To many, he became an embodiment of L'dor v'dor—a phrase that translates to “from generation to generation.” 

“First of all, we were friends,” Scolnic said in a phone call Wednesday, praising the warmth and courage with which Juda spoke about his own survival. When Juda made it to services, he would come to the bimah to deliver an aliyah, and on Yom Kippur to chant the haftorah “When you talked to him, it was like you were the only person in the whole world.
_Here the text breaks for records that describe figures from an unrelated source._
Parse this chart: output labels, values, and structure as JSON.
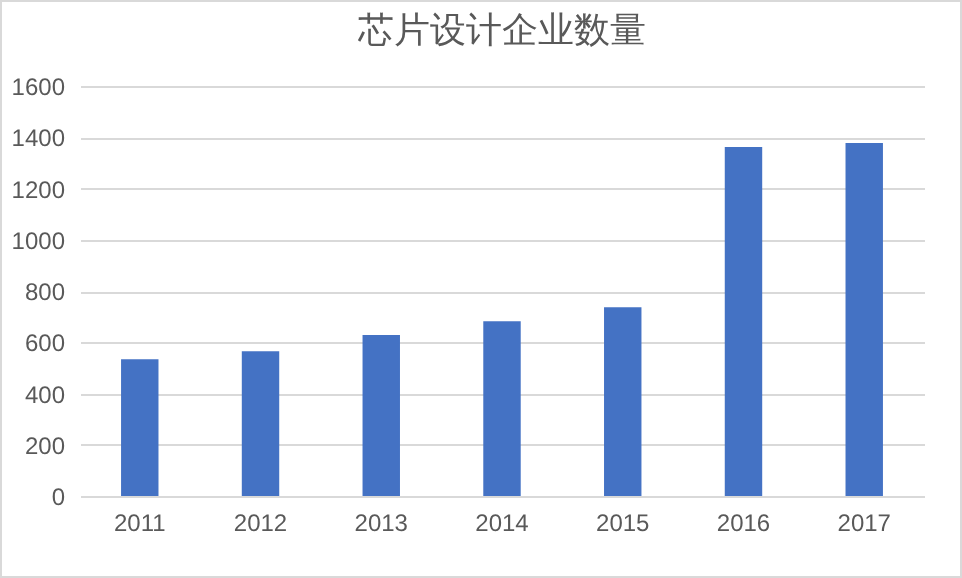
{
  "chart_data": {
    "type": "bar",
    "title": "芯片设计企业数量",
    "categories": [
      "2011",
      "2012",
      "2013",
      "2014",
      "2015",
      "2016",
      "2017"
    ],
    "values": [
      534,
      565,
      628,
      682,
      737,
      1362,
      1378
    ],
    "color": "#4472c4",
    "ylim": [
      0,
      1600
    ],
    "yticks": [
      0,
      200,
      400,
      600,
      800,
      1000,
      1200,
      1400,
      1600
    ],
    "grid": "y"
  }
}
He was easy to be close to.”

Kathy Barkin, a teacher at John C. Daniels School of International Communication and a member of Beth Sholom, also remembered Juda’s capacity for kindness. When the two saw each other at services, he made a point to ask about her son, who is currently enlisted in the army. At some point, she invited him to speak to her students, which he did in 2019 and again last year. 

“He will be so missed,” she said in a phone call Sunday afternoon, remembering how he picked up the phone with a cheery “Hey kid, how are ya?” during a recent call, and the two talked about how he would return in the current school year. “He is a treasure.”

At the Towers, residents and staff are still feeling his loss profoundly. As recently as this month, Juda joined the Towers’ choir, in hopes of learning and recording the Hebrew song “Bashana Haba'a” with singers in New Haven’s sister city of Afula-Gilboa, Israel. He attended a rehearsal the Thursday before he died, followed two days later by Saturday services. 

“In some ways, he was kind of the voice of The Towers,” said choral director Kevin Mack, who was back Monday to rehearse with the group. “I know how much this affects the community.”

After smiling through choir rehearsal—she joined because Juda also joined—Rifkin said that it does not yet feel completely real. Seven years ago, the two met at one of the Towers’ social functions, probably a party, she said. By the end of the night, she learned that Juda had many talents, including dancing. For Rifkin, who tap danced for years and can still nail a mean tango at 102, it was a fast path to friendship. 

“He could fix anything,” she said, smiling at the memory of Juda tinkering with her telephone one day, and then coming back to open a jar the next. As a friend, she adored him—and so did members of her family who visited. Her children and grandchildren loved him, and he loved them back. “Even when he wasn’t quite sure at first, he would fix it.” 

When she learned about Juda’s death from Ganezer last Monday, she went to be with her in his apartment. What keeps her going, she said, is knowing that he passed “the way he wanted to,” in his sleep and without prolonged suffering. 

“Without friends in a place like this, you can be very lonely,” she added. Juda was the exact opposite of that. Even when Covid-19 confined residents to their rooms and screens, he kept reaching out. It made surviving the pandemic that much more bearable. 

Scolnic, who on Wednesday was in the thick of Rosh Hashanah preparations, added that Juda’s loss will be especially palpable during the forthcoming Days of Awe, as it already has been for so many in the community. In 2017, the two co-led a belated Bar and Bat Mitzvah Ceremony at the Towers, during which Juda read directly from the Torah for the first time. He was 96. For the next five years, he remained just as engaged, as curious, as excited for new opportunities to come.  

During this time of year, “We think a lot about the purpose of our lives,” he said. “And Izzy can teach us about what makes life meaningful.”